O grupo permaneceu focado em sua mensagem, apesar dos tuítes de Donald Trump para reduzir os preços elevados nas bombas de combustíveis em 2018, o que, segundo o presidente americano, poderia lhe custar votos importantes de colegas republicanos nas eleições de meio de ano (os rivais democratas acabaram vencendo na Câmara de qualquer forma).
No entanto, nada do que a Opep tivesse feito no último ano e meio poderia tê-la preparado para a crise que estamos vivendo. O coronavírus praticamente acabou com qualquer fio de esperança do mercado, deixando em seu lugar nada além de medo.

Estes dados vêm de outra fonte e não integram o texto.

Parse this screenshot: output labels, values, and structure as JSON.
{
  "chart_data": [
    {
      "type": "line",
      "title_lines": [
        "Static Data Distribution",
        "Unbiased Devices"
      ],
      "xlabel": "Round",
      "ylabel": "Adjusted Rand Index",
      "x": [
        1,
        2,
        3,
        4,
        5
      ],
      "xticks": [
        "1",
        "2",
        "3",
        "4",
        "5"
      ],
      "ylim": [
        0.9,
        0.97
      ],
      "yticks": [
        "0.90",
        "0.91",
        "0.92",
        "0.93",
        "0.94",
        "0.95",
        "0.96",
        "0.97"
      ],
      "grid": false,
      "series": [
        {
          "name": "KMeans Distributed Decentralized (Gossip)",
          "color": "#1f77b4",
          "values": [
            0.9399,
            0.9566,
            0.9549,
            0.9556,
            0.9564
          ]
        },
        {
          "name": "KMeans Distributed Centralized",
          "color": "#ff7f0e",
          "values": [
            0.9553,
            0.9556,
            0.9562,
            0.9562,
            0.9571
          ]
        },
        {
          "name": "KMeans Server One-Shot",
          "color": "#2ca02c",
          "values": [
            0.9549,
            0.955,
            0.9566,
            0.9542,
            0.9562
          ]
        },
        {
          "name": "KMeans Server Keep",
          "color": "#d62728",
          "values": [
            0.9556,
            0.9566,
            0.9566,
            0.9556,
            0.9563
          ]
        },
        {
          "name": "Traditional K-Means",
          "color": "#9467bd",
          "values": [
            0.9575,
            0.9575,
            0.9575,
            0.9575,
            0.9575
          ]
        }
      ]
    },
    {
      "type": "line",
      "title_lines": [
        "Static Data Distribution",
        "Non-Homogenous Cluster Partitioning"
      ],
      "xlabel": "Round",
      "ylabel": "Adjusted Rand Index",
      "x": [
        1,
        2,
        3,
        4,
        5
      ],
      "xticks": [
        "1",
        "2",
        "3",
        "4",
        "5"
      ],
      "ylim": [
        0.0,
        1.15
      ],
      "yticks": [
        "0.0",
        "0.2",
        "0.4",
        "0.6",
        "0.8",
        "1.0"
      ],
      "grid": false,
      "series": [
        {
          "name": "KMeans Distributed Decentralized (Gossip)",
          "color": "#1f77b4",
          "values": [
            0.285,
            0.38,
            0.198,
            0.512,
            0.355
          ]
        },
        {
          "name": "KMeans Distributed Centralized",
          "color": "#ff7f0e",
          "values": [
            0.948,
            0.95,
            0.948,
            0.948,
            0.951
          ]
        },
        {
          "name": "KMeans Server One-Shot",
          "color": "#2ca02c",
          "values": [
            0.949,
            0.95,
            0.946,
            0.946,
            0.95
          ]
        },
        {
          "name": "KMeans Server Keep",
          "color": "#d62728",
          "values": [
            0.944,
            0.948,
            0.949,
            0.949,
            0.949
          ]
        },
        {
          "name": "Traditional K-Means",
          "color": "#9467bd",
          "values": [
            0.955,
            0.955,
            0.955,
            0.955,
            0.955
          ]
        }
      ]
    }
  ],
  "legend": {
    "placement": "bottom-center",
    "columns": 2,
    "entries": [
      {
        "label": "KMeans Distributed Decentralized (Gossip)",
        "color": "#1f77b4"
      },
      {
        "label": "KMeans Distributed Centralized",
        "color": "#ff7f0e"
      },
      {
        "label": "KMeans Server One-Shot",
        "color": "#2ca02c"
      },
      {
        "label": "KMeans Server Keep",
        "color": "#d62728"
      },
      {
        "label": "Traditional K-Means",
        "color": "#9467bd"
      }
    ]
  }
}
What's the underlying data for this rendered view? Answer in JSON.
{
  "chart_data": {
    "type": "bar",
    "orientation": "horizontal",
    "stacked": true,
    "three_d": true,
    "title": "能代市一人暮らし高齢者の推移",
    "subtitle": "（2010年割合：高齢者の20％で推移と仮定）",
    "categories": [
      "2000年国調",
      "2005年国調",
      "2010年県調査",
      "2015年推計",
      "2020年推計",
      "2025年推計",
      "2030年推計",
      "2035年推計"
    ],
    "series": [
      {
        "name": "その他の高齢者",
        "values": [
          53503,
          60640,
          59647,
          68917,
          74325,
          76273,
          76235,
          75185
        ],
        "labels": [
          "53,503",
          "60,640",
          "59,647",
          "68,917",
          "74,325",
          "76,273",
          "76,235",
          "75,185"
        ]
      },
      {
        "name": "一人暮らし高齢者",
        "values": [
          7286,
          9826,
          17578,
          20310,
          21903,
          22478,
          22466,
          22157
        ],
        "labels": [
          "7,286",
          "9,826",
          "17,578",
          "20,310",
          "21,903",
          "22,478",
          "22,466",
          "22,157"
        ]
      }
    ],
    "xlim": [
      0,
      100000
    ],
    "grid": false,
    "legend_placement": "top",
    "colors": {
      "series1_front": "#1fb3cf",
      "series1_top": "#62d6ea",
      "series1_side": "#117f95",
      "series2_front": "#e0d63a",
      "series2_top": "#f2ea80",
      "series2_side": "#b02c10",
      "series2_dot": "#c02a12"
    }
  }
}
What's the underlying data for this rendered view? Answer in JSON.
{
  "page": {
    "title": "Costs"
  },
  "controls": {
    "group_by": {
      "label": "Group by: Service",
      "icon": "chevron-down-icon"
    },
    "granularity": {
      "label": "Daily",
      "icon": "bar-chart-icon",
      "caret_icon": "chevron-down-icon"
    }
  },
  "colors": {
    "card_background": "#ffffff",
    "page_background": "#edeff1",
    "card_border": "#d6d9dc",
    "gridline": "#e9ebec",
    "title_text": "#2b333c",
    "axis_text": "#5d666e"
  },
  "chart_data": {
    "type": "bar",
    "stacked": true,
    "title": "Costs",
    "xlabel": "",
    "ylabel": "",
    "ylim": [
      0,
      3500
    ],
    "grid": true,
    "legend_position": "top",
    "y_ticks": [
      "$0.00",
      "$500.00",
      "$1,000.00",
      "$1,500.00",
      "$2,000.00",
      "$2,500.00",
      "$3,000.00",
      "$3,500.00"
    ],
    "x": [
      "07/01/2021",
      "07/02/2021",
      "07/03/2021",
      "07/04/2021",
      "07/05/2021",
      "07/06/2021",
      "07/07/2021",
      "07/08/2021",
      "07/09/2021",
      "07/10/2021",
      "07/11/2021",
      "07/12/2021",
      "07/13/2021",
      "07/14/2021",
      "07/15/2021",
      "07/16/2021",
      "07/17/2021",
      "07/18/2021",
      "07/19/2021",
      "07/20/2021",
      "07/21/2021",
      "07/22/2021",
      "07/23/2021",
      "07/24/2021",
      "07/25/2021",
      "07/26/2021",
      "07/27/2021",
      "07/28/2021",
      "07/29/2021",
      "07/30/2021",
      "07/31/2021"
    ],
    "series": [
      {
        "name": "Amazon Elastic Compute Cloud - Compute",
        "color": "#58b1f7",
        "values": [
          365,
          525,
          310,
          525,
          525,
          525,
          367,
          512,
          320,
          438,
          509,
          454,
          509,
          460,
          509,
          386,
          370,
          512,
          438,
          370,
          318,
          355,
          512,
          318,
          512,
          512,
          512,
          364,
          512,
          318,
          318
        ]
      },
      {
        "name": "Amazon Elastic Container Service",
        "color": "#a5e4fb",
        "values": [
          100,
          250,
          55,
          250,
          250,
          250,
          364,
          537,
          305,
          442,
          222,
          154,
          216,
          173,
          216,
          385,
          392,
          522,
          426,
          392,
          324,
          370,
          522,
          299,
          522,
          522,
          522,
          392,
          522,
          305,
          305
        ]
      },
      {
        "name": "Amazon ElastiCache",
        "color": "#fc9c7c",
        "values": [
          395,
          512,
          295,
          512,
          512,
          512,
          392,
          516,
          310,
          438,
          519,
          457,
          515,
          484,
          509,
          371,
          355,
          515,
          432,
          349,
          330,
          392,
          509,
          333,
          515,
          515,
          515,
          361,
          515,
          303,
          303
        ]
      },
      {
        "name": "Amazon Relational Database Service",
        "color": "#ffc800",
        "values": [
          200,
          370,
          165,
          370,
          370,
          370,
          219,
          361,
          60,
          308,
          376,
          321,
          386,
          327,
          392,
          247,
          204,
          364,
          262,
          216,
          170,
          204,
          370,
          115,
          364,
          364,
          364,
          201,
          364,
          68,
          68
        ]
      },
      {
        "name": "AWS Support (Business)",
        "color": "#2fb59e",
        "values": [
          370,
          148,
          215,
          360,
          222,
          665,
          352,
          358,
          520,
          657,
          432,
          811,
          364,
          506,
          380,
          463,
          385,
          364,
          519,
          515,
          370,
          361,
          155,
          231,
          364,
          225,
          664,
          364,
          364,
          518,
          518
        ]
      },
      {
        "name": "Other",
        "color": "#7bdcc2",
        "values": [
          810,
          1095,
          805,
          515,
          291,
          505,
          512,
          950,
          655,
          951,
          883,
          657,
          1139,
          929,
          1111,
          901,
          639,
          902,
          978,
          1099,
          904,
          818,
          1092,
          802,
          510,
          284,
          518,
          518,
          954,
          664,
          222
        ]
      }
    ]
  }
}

Ele abalou as bases do movimento de alta que fez o Brent ultrapassar US$ 86 em outubro de 2018 – seu valor mais alto desde a época em que o barril custava mais de US$ 100 –, atingindo o pico novamente acima de US$ 71 neste ano, depois de meses de volatilidade. Agora, o que os operadores querem saber é até onde o mercado pode cair, porque o vírus não vai desaparecer sozinho.
Ouro rumo a US$ 1.600, mas o rali não será tranquilo
E qual seria o cenário para o ouro?
Como ativo de proteção favorito contra a epidemia do vírus – ao lado dos títulos do Tesouro americano e do iene, evidentemente – o ouro parece estar construindo um forte movimento para voltar às máximas de sete anos acima de US$ 1.600 por onça, atingidas no início de janeiro, após a morte de Soleimani.
Mas, no pregão asiático desta segunda-feira, tanto o XAUR/USD quanto os futuros do metal amarelo estavam em queda, refletindo uma vez mais a volatilidade que tomou conta das últimas semanas, apesar da aversão ao risco ao redor dos mercados.
Alguns podem estar decepcionados com o desempenho do ouro nos últimos tempos. Mas os analistas da Capital Economics afirmaram que o metal precioso não poderia seguir em outra direção que não fosse para cima, contanto que a epidemia seguisse se espalhando:
“O ouro tem espaço para subir muito mais se o vírus de Wuhan não for contido nas próximas semanas. De fato, se os fechamentos de fábricas aumentarem na China continental, a economia mundial pode ser impactada, o que daria suporte aos preços do ouro”.